When hurricane Katrina and the subsequent flooding occurred in New Orleans in 2005, we heard tragic stories of people and their pets. People were shown trying to smuggle their pets into the evacuation buses, where they were refused admittance. Some left their animals behind, while others refused to leave without them, to their detriment. Plenty of animals perished with or without their families. I’m not trivializing the loss of human life, but I’d like to focus on the way thousands of animals were treated. Some experts estimate 250,000 animals died in the flood and subsequent havoc.
Things have changed.
I live in Colorado, and it seems like the whole state is burning. It’s hot, dry, and plenty of dead trees are lying around to fuel it, killed by beetles that thrive in the warmer temperatures Colorado has had in recent years. The rough terrain makes it difficult to fight the fires, particularly in valleys that prevent tanker airplanes from flying to drop their fire retardants (slurry) or water. People are being evacuated in advance of the fires. It sounds a bit like Katrina, but nowhere close. There are no buses; everyone’s on their own, for instance.
However for people’s animals EVERYTHING is different. There are evacuation centers for the people, and they can’t take their pets. But the animals are getting their own evacuation centers. They have centers for pets and centers for livestock or large animals, like horses, cattle, llamas, etc. It is a matter of where to go, not whether to go.
After Katrina, Congress passed the Pet Transportation Standards Act (“PETS”) as an amendment to the Staffords Act, the Robert T. Stafford Disaster Relief and Emergency Assistance Act (42 U.S.C. 5121 et seq.). The law requires state and local governments to consider animals in their emergency preparedness planning. I recall when this law was passed, and how happy I was that the awful conditions in the gulf coast area would never be repeated. I was also a bit surprised that it actually worked. But I’m seeing it in action here. I hope that I never need that kind of emergency planning, but if I do, I’m grateful that the fur and feather members of my family may get some of the care they deserve.

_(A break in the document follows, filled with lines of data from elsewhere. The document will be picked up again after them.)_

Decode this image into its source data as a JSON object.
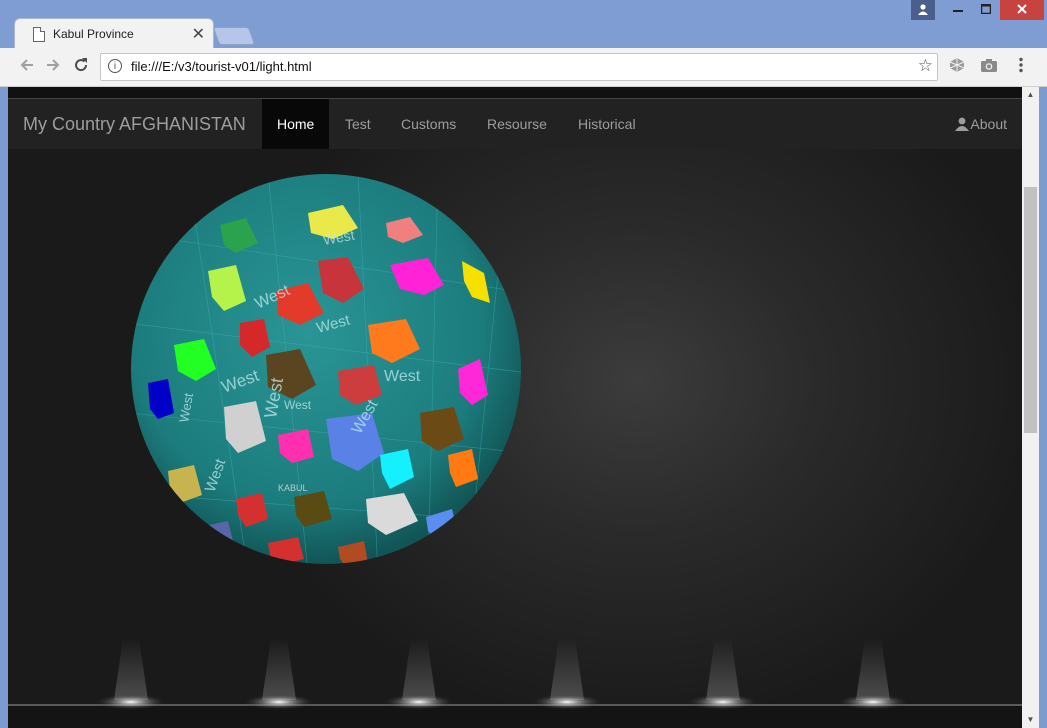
{
  "browser": {
    "tab_title": "Kabul Province",
    "tab_close": "✕",
    "url": "file:///E:/v3/tourist-v01/light.html"
  },
  "navbar": {
    "brand": "My Country AFGHANISTAN",
    "items": [
      "Home",
      "Test",
      "Customs",
      "Resourse",
      "Historical"
    ],
    "active": "Home",
    "about": "About"
  },
  "globe": {
    "labels": [
      "West",
      "West",
      "West",
      "West",
      "West",
      "West",
      "West",
      "West",
      "West",
      "West",
      "KABUL"
    ]
  },
  "colors": {
    "globe_base": "#1c7f80",
    "navbar_bg": "#222222",
    "active_nav_bg": "#080808",
    "window_chrome": "#7f9dd2",
    "close_button": "#c7433f"
  },
  "icons": [
    "page-icon",
    "close-icon",
    "back-icon",
    "forward-icon",
    "reload-icon",
    "info-icon",
    "star-icon",
    "extension-icon",
    "camera-icon",
    "menu-icon",
    "user-icon"
  ]
}
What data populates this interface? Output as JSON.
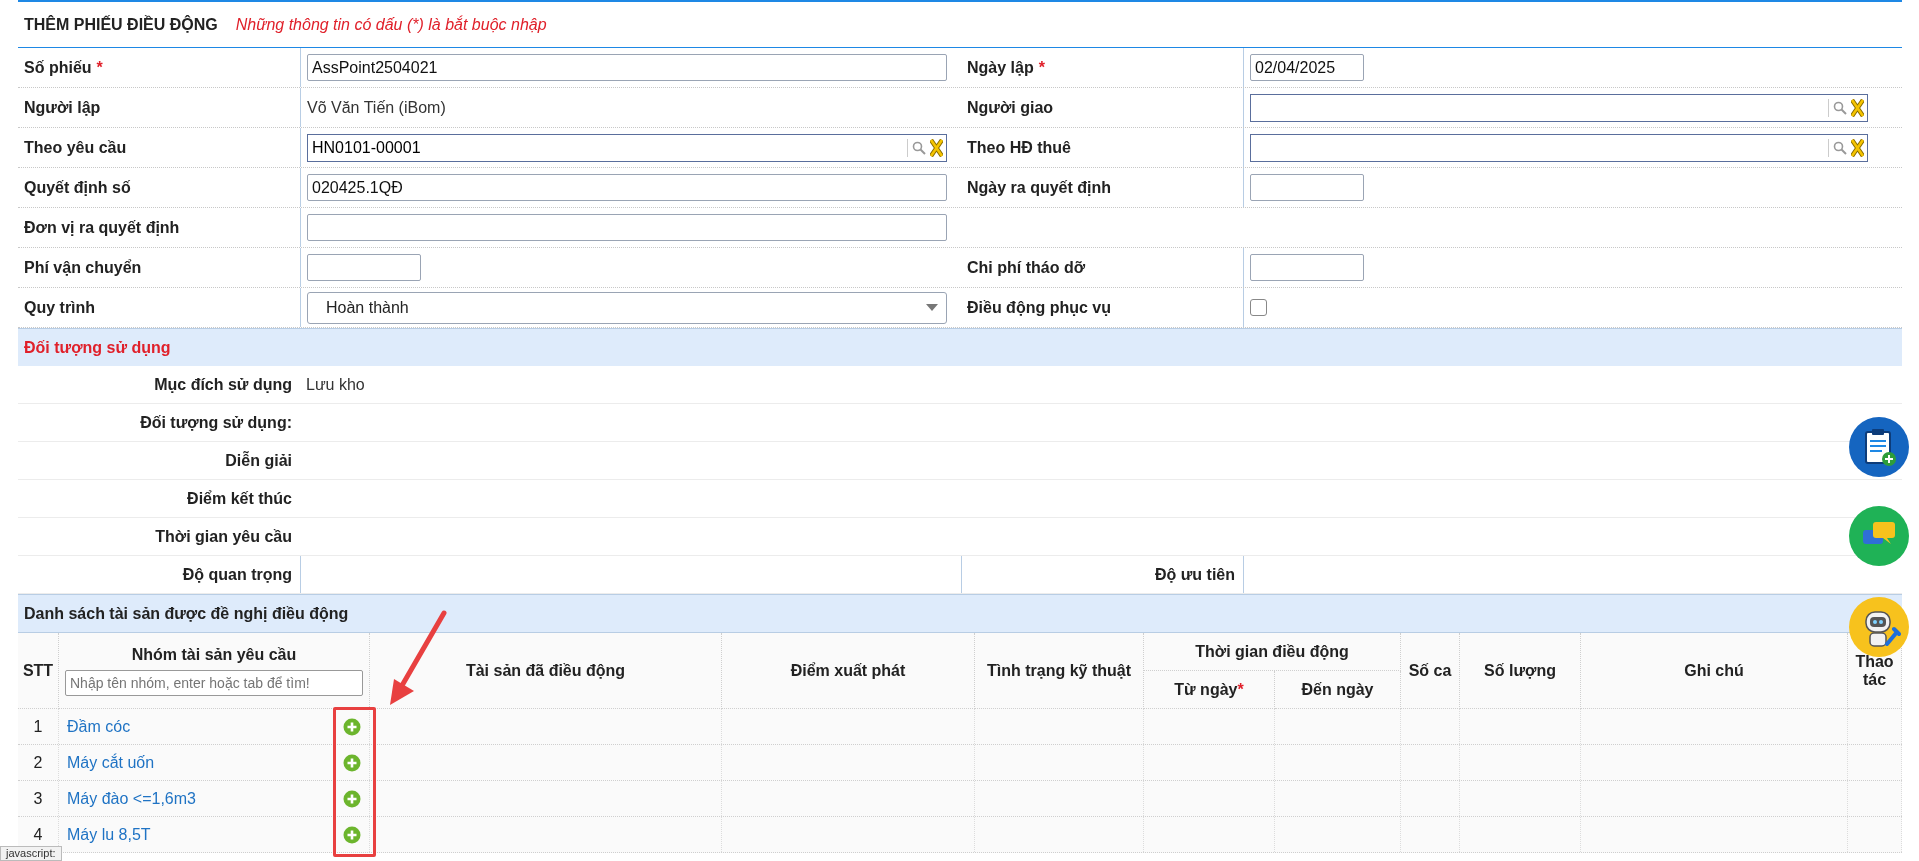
{
  "header": {
    "title": "THÊM PHIẾU ĐIỀU ĐỘNG",
    "note": "Những thông tin có dấu (*) là bắt buộc nhập"
  },
  "form": {
    "rows": [
      {
        "left": {
          "label": "Số phiếu",
          "required_mark": "*",
          "kind": "text",
          "value": "AssPoint2504021"
        },
        "right": {
          "label": "Ngày lập",
          "required_mark": "*",
          "kind": "short",
          "value": "02/04/2025"
        }
      },
      {
        "left": {
          "label": "Người lập",
          "kind": "static",
          "value": "Võ Văn Tiến (iBom)"
        },
        "right": {
          "label": "Người giao",
          "kind": "lookup"
        }
      },
      {
        "left": {
          "label": "Theo yêu cầu",
          "kind": "lookup",
          "value": "HN0101-00001"
        },
        "right": {
          "label": "Theo HĐ thuê",
          "kind": "lookup"
        }
      },
      {
        "left": {
          "label": "Quyết định số",
          "kind": "text",
          "value": "020425.1QĐ"
        },
        "right": {
          "label": "Ngày ra quyết định",
          "kind": "short"
        }
      },
      {
        "left": {
          "label": "Đơn vị ra quyết định",
          "kind": "text"
        }
      },
      {
        "left": {
          "label": "Phí vận chuyển",
          "kind": "short"
        },
        "right": {
          "label": "Chi phí tháo dỡ",
          "kind": "short"
        }
      },
      {
        "left": {
          "label": "Quy trình",
          "kind": "select",
          "value": "Hoàn thành"
        },
        "right": {
          "label": "Điều động phục vụ",
          "kind": "checkbox",
          "checked": false
        }
      }
    ]
  },
  "usage": {
    "title": "Đối tượng sử dụng",
    "rows": [
      {
        "label": "Mục đích sử dụng",
        "value": "Lưu kho"
      },
      {
        "label": "Đối tượng sử dụng:"
      },
      {
        "label": "Diễn giải"
      },
      {
        "label": "Điểm kết thúc"
      },
      {
        "label": "Thời gian yêu cầu"
      },
      {
        "label": "Độ quan trọng",
        "right_label": "Độ ưu tiên"
      }
    ]
  },
  "assets": {
    "title": "Danh sách tài sản được đề nghị điều động",
    "columns": [
      {
        "label": "STT"
      },
      {
        "label": "Nhóm tài sản yêu cầu",
        "placeholder": "Nhập tên nhóm, enter hoặc tab để tìm!"
      },
      {
        "label": "Tài sản đã điều động"
      },
      {
        "label": "Điểm xuất phát"
      },
      {
        "label": "Tình trạng kỹ thuật"
      },
      {
        "label": "Thời gian điều động",
        "children": [
          {
            "label": "Từ ngày",
            "required_mark": "*"
          },
          {
            "label": "Đến ngày"
          }
        ]
      },
      {
        "label": "Số ca"
      },
      {
        "label": "Số lượng"
      },
      {
        "label": "Ghi chú"
      },
      {
        "label": "Thao tác"
      }
    ],
    "rows": [
      {
        "stt": "1",
        "name": "Đầm cóc"
      },
      {
        "stt": "2",
        "name": "Máy cắt uốn"
      },
      {
        "stt": "3",
        "name": "Máy đào <=1,6m3"
      },
      {
        "stt": "4",
        "name": "Máy lu 8,5T"
      }
    ]
  },
  "status_tooltip": "javascript:"
}
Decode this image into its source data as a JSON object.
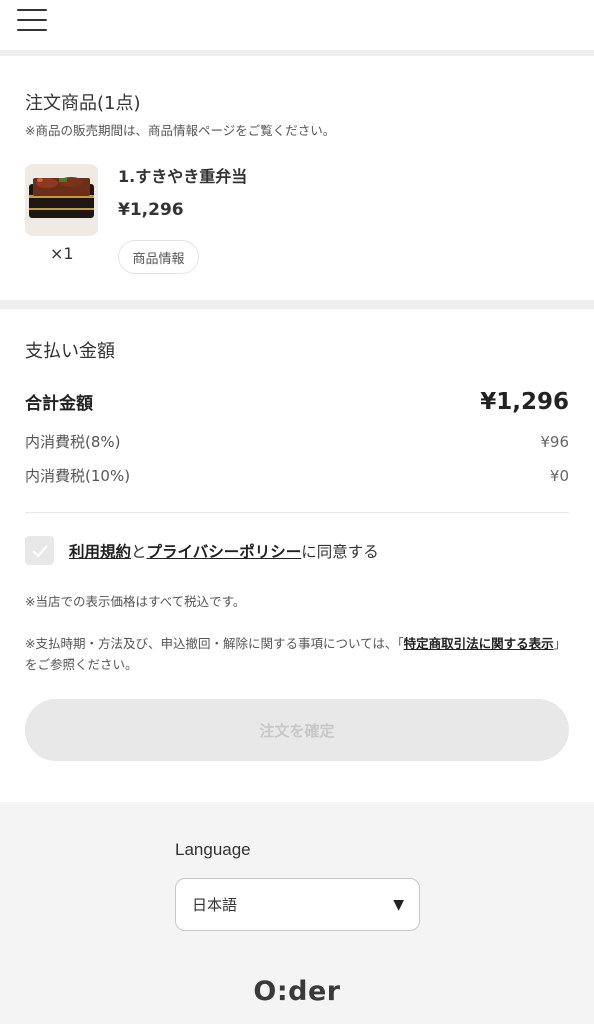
{
  "header": {
    "menu_icon": "hamburger-menu-icon"
  },
  "order": {
    "title": "注文商品(1点)",
    "note": "※商品の販売期間は、商品情報ページをご覧ください。",
    "item": {
      "name": "1.すきやき重弁当",
      "price": "¥1,296",
      "quantity": "×1",
      "info_button": "商品情報"
    }
  },
  "payment": {
    "title": "支払い金額",
    "total_label": "合計金額",
    "total_value": "¥1,296",
    "tax8_label": "内消費税(8%)",
    "tax8_value": "¥96",
    "tax10_label": "内消費税(10%)",
    "tax10_value": "¥0",
    "agree": {
      "terms_link": "利用規約",
      "and": "と",
      "privacy_link": "プライバシーポリシー",
      "suffix": "に同意する",
      "checked": false
    },
    "note_tax_included": "※当店での表示価格はすべて税込です。",
    "note_law_prefix": "※支払時期・方法及び、申込撤回・解除に関する事項については、「",
    "note_law_link": "特定商取引法に関する表示",
    "note_law_suffix": "」をご参照ください。",
    "confirm_button": "注文を確定"
  },
  "footer": {
    "language_label": "Language",
    "language_value": "日本語",
    "logo": "O:der"
  },
  "colors": {
    "separator": "#eeeeee",
    "footer_bg": "#f4f4f4",
    "disabled_button_bg": "#e8e8e8",
    "disabled_button_text": "#c8c8c8"
  }
}
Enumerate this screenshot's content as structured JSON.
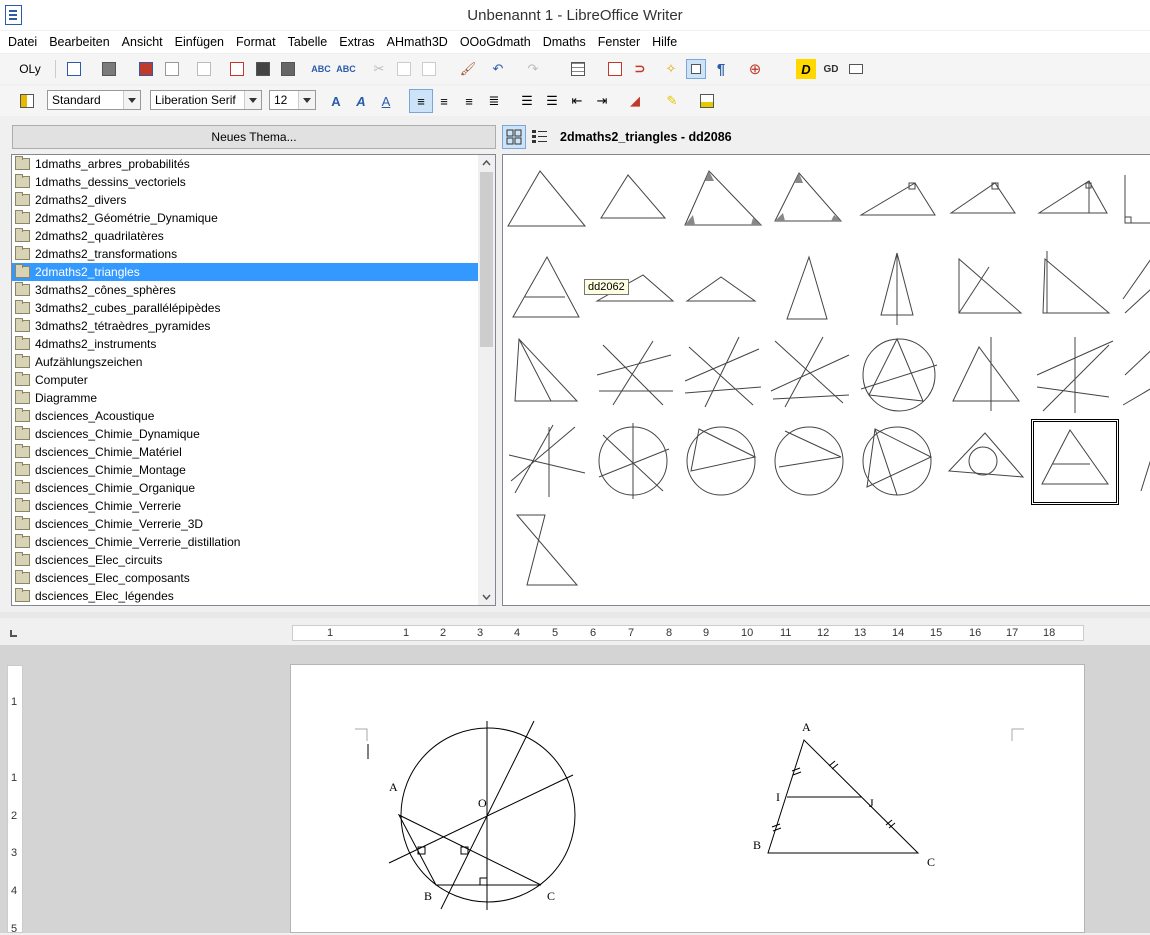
{
  "window": {
    "title": "Unbenannt 1 - LibreOffice Writer"
  },
  "menu": [
    "Datei",
    "Bearbeiten",
    "Ansicht",
    "Einfügen",
    "Format",
    "Tabelle",
    "Extras",
    "AHmath3D",
    "OOoGdmath",
    "Dmaths",
    "Fenster",
    "Hilfe"
  ],
  "toolbar": {
    "oly_label": "OLy",
    "dmaths_d": "D",
    "gd_label": "GD"
  },
  "formatting": {
    "paragraph_style": "Standard",
    "font_name": "Liberation Serif",
    "font_size": "12"
  },
  "gallery": {
    "new_theme_label": "Neues Thema...",
    "header_title": "2dmaths2_triangles - dd2086",
    "tooltip": "dd2062",
    "selected_theme": "2dmaths2_triangles",
    "themes": [
      "1dmaths_arbres_probabilités",
      "1dmaths_dessins_vectoriels",
      "2dmaths2_divers",
      "2dmaths2_Géométrie_Dynamique",
      "2dmaths2_quadrilatères",
      "2dmaths2_transformations",
      "2dmaths2_triangles",
      "3dmaths2_cônes_sphères",
      "3dmaths2_cubes_parallélépipèdes",
      "3dmaths2_tétraèdres_pyramides",
      "4dmaths2_instruments",
      "Aufzählungszeichen",
      "Computer",
      "Diagramme",
      "dsciences_Acoustique",
      "dsciences_Chimie_Dynamique",
      "dsciences_Chimie_Matériel",
      "dsciences_Chimie_Montage",
      "dsciences_Chimie_Organique",
      "dsciences_Chimie_Verrerie",
      "dsciences_Chimie_Verrerie_3D",
      "dsciences_Chimie_Verrerie_distillation",
      "dsciences_Elec_circuits",
      "dsciences_Elec_composants",
      "dsciences_Elec_légendes"
    ]
  },
  "ruler": {
    "h_labels": [
      "1",
      "1",
      "2",
      "3",
      "4",
      "5",
      "6",
      "7",
      "8",
      "9",
      "10",
      "11",
      "12",
      "13",
      "14",
      "15",
      "16",
      "17",
      "18"
    ],
    "v_labels": [
      "1",
      "1",
      "2",
      "3",
      "4",
      "5"
    ]
  },
  "document": {
    "figure1_labels": {
      "A": "A",
      "O": "O",
      "B": "B",
      "C": "C"
    },
    "figure2_labels": {
      "A": "A",
      "I": "I",
      "J": "J",
      "B": "B",
      "C": "C"
    }
  },
  "colors": {
    "selection": "#3399ff",
    "toolbar_bg": "#f5f5f5",
    "page_bg": "#ffffff",
    "doc_bg": "#d4d4d4"
  }
}
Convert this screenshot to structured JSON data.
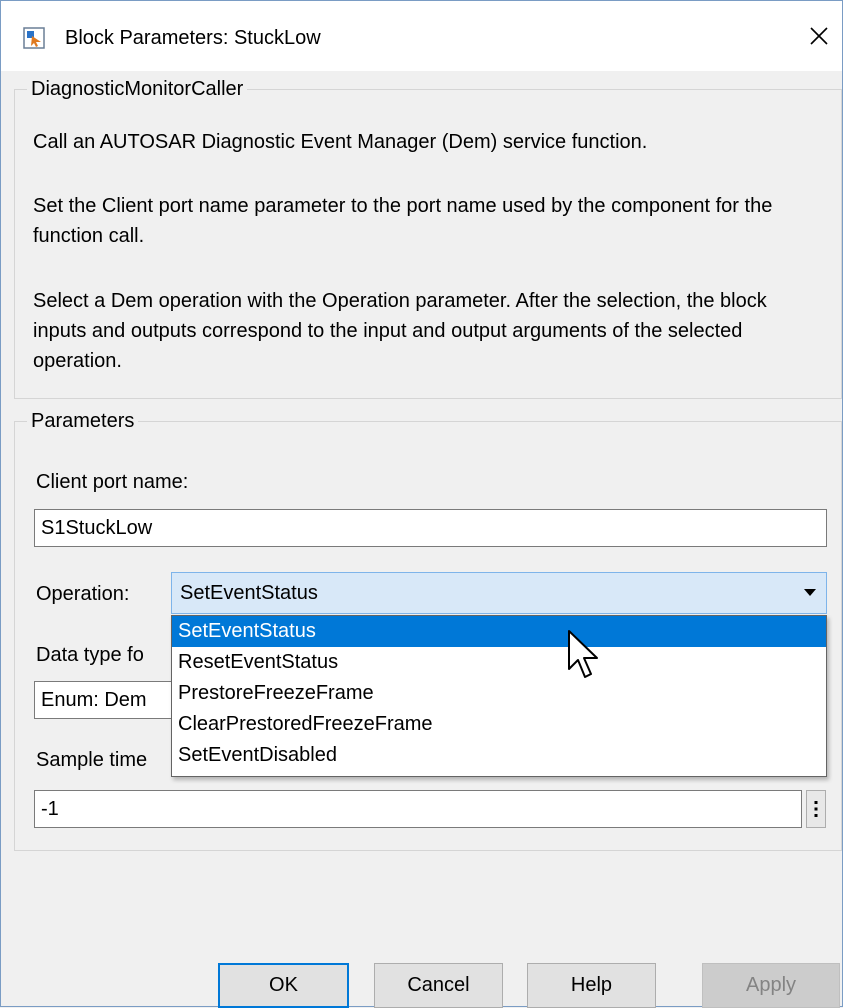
{
  "window": {
    "title": "Block Parameters: StuckLow"
  },
  "description": {
    "group_label": "DiagnosticMonitorCaller",
    "paragraph1": "Call an AUTOSAR Diagnostic Event Manager (Dem) service function.",
    "paragraph2": "Set the Client port name parameter to the port name used by the component for the function call.",
    "paragraph3": "Select a Dem operation with the Operation parameter.  After the selection, the block inputs and outputs correspond to the input and output arguments of the selected operation."
  },
  "parameters": {
    "group_label": "Parameters",
    "client_port_label": "Client port name:",
    "client_port_value": "S1StuckLow",
    "operation_label": "Operation:",
    "operation_value": "SetEventStatus",
    "operation_options": [
      "SetEventStatus",
      "ResetEventStatus",
      "PrestoreFreezeFrame",
      "ClearPrestoredFreezeFrame",
      "SetEventDisabled"
    ],
    "data_type_label": "Data type fo",
    "data_type_value": "Enum: Dem",
    "sample_time_label": "Sample time",
    "sample_time_value": "-1"
  },
  "buttons": {
    "ok": "OK",
    "cancel": "Cancel",
    "help": "Help",
    "apply": "Apply"
  },
  "colors": {
    "accent": "#0078d7",
    "combo_background": "#d8e8f8",
    "window_background": "#f0f0f0"
  },
  "icons": {
    "app": "block-parameters-icon",
    "close": "close-icon",
    "more": "vertical-ellipsis-icon",
    "dropdown": "chevron-down-icon",
    "cursor": "mouse-pointer-icon"
  }
}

I’m happy to say that it looks like, for once, the legal system has come through for its people – even the non-human ones.The legal system is just a reflection of us, though. When we finally demonstrated that animals have value as our livestock, family member, and partners, the political system reflect that choice. So we, as a society changed, for the better I think, and the process followed us. Where else can we become leaders? Where else can we change the legal perception of our non-human family members?